Puneeta McBryan, executive director of the Downtown Business Association, said the budget to maintain the streetscapes have quadrupled, and McKee said extra efforts are being made to keep Enbridge Centre welcoming and neat. But is it enough? There are too many empty spaces downtown.

“Ground-floor vacancy is absolutely killing us right now,” said McBryan.

Anne Stevenson is the councillor for Ward O-day’min, which includes the core. She said the city needs to look at long-term solutions to homelessness and drug abuse, but agreed some short-term measures are needed, as well.
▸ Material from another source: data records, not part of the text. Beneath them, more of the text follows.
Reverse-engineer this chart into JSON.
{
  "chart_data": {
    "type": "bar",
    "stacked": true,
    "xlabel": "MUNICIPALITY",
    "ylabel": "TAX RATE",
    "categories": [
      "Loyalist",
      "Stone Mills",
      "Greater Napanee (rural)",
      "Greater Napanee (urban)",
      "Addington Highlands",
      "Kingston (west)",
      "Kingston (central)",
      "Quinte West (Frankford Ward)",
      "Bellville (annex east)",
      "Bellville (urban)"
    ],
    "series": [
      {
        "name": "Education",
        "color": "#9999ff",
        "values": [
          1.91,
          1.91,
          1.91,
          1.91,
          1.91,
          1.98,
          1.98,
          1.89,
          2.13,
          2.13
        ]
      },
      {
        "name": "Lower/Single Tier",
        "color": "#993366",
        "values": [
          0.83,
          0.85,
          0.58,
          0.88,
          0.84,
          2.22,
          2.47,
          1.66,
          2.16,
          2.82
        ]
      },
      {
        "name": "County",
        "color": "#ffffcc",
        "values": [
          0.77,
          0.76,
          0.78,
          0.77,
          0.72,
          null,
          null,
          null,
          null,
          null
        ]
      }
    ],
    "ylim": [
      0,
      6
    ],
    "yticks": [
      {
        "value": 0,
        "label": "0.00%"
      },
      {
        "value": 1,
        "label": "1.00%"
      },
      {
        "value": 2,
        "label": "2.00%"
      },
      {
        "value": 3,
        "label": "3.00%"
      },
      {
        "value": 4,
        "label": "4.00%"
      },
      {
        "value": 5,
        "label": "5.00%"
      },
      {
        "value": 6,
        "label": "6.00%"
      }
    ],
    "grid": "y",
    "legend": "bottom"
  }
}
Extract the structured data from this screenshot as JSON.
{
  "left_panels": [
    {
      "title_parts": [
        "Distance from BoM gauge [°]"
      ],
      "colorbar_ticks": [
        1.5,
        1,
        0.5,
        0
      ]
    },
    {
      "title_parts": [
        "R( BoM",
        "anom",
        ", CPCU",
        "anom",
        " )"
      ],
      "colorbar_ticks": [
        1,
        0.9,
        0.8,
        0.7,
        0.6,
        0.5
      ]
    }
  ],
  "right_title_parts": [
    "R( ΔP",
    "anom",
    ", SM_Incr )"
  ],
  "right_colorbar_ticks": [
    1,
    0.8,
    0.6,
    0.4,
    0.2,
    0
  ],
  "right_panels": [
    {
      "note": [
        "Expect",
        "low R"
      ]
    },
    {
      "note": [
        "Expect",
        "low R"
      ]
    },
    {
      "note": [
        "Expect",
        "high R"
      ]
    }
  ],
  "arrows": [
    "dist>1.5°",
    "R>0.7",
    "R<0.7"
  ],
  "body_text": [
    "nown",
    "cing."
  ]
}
“We need the Band-Aid while the wounds are healing.”

Stevenson was challenged by an audience member, who asked why the City, a major downtown employer, is encouraging hybrid work when bringing people back to the core is such an issue.

She said even getting workers to the point where they’re at City Hall two or three days a week was tough.

“Lots of people didn’t want to come  back at all.”

Kirk said the lack of regular workers at Canada Place, home to many federal offices, is hurting, as well.

“We should be telling the other levels of government that we need the people back.”

The message was clear: If government tells people they want a vibrant downtown, they can’t do so honestly when they’re permitting staff to spend much of the week at home.